Bisecting the center of the ward was the nurses’ station, which is also where the providers sat and worked. And across the desk were rooms fifteen and sixteen, treated like any other room for the most part, but placed where they were in case a patient required constant supervision, like an older man with a broken hip and dementia, who doesn’t understand why he can’t get out of bed any time he wants to.
At the time when Buck Davis was slipping his truck into park just outside the sliding glass doors of the emergency department, just such a patient was in residence in room sixteen, but we’ll get to him in a minute.

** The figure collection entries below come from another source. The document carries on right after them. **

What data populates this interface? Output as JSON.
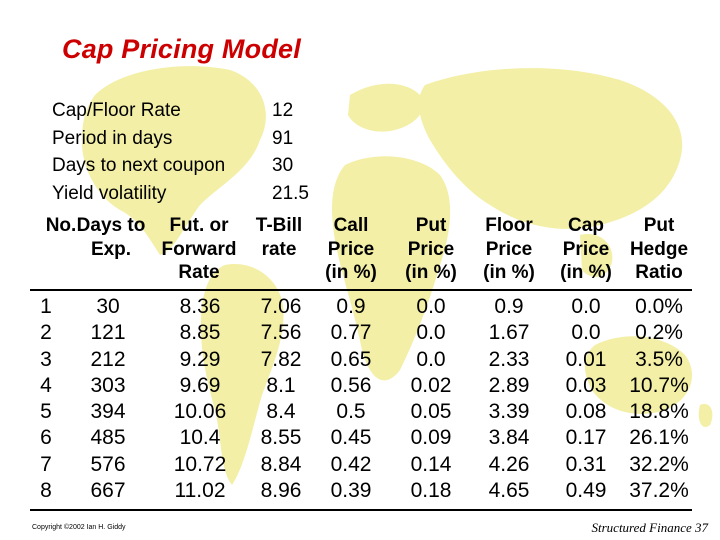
{
  "title": "Cap Pricing Model",
  "params": [
    {
      "label": "Cap/Floor Rate",
      "value": "12"
    },
    {
      "label": "Period in days",
      "value": "91"
    },
    {
      "label": "Days to next coupon",
      "value": "30"
    },
    {
      "label": "Yield volatility",
      "value": "21.5"
    }
  ],
  "headers": [
    [
      "No.",
      "",
      ""
    ],
    [
      "Days to",
      "Exp.",
      ""
    ],
    [
      "Fut. or",
      "Forward",
      "Rate"
    ],
    [
      "T-Bill",
      "rate",
      ""
    ],
    [
      "Call",
      "Price",
      "(in %)"
    ],
    [
      "Put",
      "Price",
      "(in %)"
    ],
    [
      "Floor",
      "Price",
      "(in %)"
    ],
    [
      "Cap",
      "Price",
      "(in %)"
    ],
    [
      "Put",
      "Hedge",
      "Ratio"
    ]
  ],
  "columns": {
    "no": [
      "1",
      "2",
      "3",
      "4",
      "5",
      "6",
      "7",
      "8"
    ],
    "days": [
      "30",
      "121",
      "212",
      "303",
      "394",
      "485",
      "576",
      "667"
    ],
    "fwd": [
      "8.36",
      "8.85",
      "9.29",
      "9.69",
      "10.06",
      "10.4",
      "10.72",
      "11.02"
    ],
    "tbill": [
      "7.06",
      "7.56",
      "7.82",
      "8.1",
      "8.4",
      "8.55",
      "8.84",
      "8.96"
    ],
    "call": [
      "0.9",
      "0.77",
      "0.65",
      "0.56",
      "0.5",
      "0.45",
      "0.42",
      "0.39"
    ],
    "put": [
      "0.0",
      "0.0",
      "0.0",
      "0.02",
      "0.05",
      "0.09",
      "0.14",
      "0.18"
    ],
    "floor": [
      "0.9",
      "1.67",
      "2.33",
      "2.89",
      "3.39",
      "3.84",
      "4.26",
      "4.65"
    ],
    "cap": [
      "0.0",
      "0.0",
      "0.01",
      "0.03",
      "0.08",
      "0.17",
      "0.31",
      "0.49"
    ],
    "hedge": [
      "0.0%",
      "0.2%",
      "3.5%",
      "10.7%",
      "18.8%",
      "26.1%",
      "32.2%",
      "37.2%"
    ]
  },
  "copyright": "Copyright ©2002 Ian H. Giddy",
  "footer": "Structured Finance 37",
  "colors": {
    "title": "#cc0000",
    "map": "#f3efa6"
  }
}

It was five p.m. on a Saturday, a time of relative peace in the small ED. (Never say the words quiet, slow, or boring in relation to current conditions in an emergency department, unless you want to find out how angry a nurse can become.) The sky outside was clear, bright, and warm. Though the department was fully-staffed—one of the few days on the current schedule—the nurses were enjoying a day of one or two patients at a time, rather than three or four. The psych room was empty, and most of the drug-seekers seemed to be taking the day off. It was a time for picnics and baseball, not EKGs and X-Rays. That would change as afternoon rolled into evening. But that would be night-shift’s problem.